Et, ensemble nous pouvons et allons dévaler les pentes difficiles et conjurer nos efforts afin de mettre en œuvre les principales activités suivantes durant tout le mois de juin à savoir :
- Le plan d’opération d’urgence de gestion des déchets sur le territoire national, pour assainir et améliorer le cadre de vie de nos villes ;
- Le lancement d’une campagne de reboisement baptisée « Eco-Challenge », avec pour objectifs de faire pousser plus de 10 millions d’arbres dans tout le pays ; Cette initiative s’appuiera en particulier sur les directions départementales déconcentrées du MDE, les différents centres de germoplasme ainsi que sur les interventions directes sur le terrain des principales organisations écologiques implantées localement ;
- La parution du premier magazine thématique « Kalson Wouj Magazine », pour mieux communiquer avec la population haïtienne en général sur les actions du MDE et les défis du secteur ;
- Le lancement du concours national interscolaire sur l’environnement et le climat dénommé « Eco-Génie » dans le cadre de l’application du décret du 15 janvier 2021, portant Intégration de l’Education Relative à l’Environnement (ERE) dans le système éducatif haïtien ;
- L’inauguration de deux bibliothèques vertes à Port-au-Prince et au Cap-Haïtien, pour encourager la recherche scientifique à l’université dans le secteur ;
- L’inauguration de trois kiosques environnementaux et sanitaires dans trois marchés publics à Pétion-ville entre autres.

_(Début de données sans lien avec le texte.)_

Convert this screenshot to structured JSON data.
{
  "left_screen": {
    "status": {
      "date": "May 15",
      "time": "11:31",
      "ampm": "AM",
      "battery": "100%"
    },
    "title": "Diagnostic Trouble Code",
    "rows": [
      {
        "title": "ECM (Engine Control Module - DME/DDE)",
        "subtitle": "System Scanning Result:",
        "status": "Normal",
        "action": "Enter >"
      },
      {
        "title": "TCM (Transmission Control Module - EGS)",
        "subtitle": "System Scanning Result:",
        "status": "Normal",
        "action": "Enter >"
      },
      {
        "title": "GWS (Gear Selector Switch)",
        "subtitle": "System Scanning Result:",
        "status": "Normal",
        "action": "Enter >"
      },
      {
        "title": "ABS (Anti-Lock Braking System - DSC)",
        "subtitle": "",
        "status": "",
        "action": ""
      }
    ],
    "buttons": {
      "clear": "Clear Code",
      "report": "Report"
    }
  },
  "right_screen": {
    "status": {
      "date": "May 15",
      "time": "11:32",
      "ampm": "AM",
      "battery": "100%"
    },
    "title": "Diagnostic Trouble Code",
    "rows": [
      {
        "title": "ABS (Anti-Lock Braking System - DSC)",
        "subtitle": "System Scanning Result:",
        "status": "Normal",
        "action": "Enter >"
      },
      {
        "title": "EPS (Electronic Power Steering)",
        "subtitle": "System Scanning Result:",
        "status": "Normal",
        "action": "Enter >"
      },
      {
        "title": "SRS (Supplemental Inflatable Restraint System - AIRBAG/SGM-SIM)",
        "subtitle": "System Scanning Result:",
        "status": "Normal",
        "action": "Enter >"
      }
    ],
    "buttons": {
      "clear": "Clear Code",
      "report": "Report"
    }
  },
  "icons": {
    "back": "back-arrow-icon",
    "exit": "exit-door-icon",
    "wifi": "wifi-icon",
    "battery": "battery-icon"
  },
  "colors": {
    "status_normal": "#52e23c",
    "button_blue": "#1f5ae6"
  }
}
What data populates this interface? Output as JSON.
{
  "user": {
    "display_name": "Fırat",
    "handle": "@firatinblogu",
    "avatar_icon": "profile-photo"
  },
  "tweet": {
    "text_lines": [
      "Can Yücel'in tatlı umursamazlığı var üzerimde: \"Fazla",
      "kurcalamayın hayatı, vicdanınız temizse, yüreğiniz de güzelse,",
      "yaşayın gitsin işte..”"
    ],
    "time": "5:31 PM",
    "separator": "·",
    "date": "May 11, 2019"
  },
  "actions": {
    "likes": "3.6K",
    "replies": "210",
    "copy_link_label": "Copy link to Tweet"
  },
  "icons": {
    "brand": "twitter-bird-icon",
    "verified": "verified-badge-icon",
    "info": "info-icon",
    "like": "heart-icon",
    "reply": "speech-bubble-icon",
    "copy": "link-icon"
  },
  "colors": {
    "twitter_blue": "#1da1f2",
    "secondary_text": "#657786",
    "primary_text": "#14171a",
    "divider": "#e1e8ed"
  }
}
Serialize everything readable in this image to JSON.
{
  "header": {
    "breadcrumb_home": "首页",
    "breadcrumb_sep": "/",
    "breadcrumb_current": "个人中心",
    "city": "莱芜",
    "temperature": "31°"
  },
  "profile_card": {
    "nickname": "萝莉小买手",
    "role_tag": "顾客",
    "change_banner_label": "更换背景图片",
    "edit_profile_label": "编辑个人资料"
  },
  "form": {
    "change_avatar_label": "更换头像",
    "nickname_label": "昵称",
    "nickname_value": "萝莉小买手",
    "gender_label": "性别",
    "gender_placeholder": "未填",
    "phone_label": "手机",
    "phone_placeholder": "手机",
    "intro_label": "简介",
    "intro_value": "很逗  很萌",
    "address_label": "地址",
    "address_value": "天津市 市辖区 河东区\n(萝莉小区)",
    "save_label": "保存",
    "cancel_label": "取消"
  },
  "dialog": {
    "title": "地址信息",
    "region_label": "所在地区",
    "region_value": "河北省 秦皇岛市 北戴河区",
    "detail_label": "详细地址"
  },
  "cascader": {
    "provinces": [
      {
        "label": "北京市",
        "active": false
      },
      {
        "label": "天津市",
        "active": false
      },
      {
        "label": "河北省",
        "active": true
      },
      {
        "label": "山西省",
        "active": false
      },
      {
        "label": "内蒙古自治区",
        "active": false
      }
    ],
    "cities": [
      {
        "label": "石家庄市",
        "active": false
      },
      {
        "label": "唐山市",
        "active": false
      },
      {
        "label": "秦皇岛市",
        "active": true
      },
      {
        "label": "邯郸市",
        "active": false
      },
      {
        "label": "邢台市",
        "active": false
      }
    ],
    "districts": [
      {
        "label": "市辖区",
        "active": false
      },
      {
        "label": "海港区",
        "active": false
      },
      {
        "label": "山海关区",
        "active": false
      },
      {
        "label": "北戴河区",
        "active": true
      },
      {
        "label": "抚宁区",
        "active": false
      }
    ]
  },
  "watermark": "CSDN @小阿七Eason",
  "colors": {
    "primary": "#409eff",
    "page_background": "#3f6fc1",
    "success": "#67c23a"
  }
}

Comme je ne cesse de le souligner, les effets néfastes des phénomènes météorologiques extrêmes constituent une menace et un défi croissants pour notre développement socio-économique et la préservation de nos ressources naturelles, ainsi que de nos écosystèmes.
Je suis définitivement convaincu que quoique ardue, la tâche n’est pas impossible à surmonter. Il n’y a pas de fatalité. Nous sommes à un carrefour historique, face à une responsabilité pesante et décisive, où plus que jamais, nous devons faire preuve de volontarisme et d’une grande foi à changer l’avenir pour nous et les générations futures. Tôt ce matin, Me Patrick Laurent m’a envoyé ce message : « Le respect de l’environnement, la protection pour l’environnement, l’éducation environnementale suffisent pour changer toute une nation ». Je profite de cette tribune pour le remercier publiquement pour sa grande contribution à la littérature « verte », la littérature Eco haïtienne ». Merci cher ami pour ton dernier ouvrage intitulé « La protection de l’environnement dans le système de protection interaméricain des droits de l’Homme ».
Dans ce même élan de cœur, j’adresse tous mes sincères remerciements à toutes celles et ceux, qui chaque jour, sans rechigner, s’attèlent à poser leur pierre, à l’édifice d’un environnement sain, et résilient. A celles et ceux, qui tardent encore à monter dans le train, à vous toutes et à vous tous qui nous avez gratifié de votre prestigieuse présence. A vous toutes haïtiennes, à vous tous haïtiens, toute couches et catégories confondues, je dis Bougez-vous. Nous devons agir ici et maintenant. Plus tard sera trop tard.
Bon mois de l’Environnement à tout en chacun.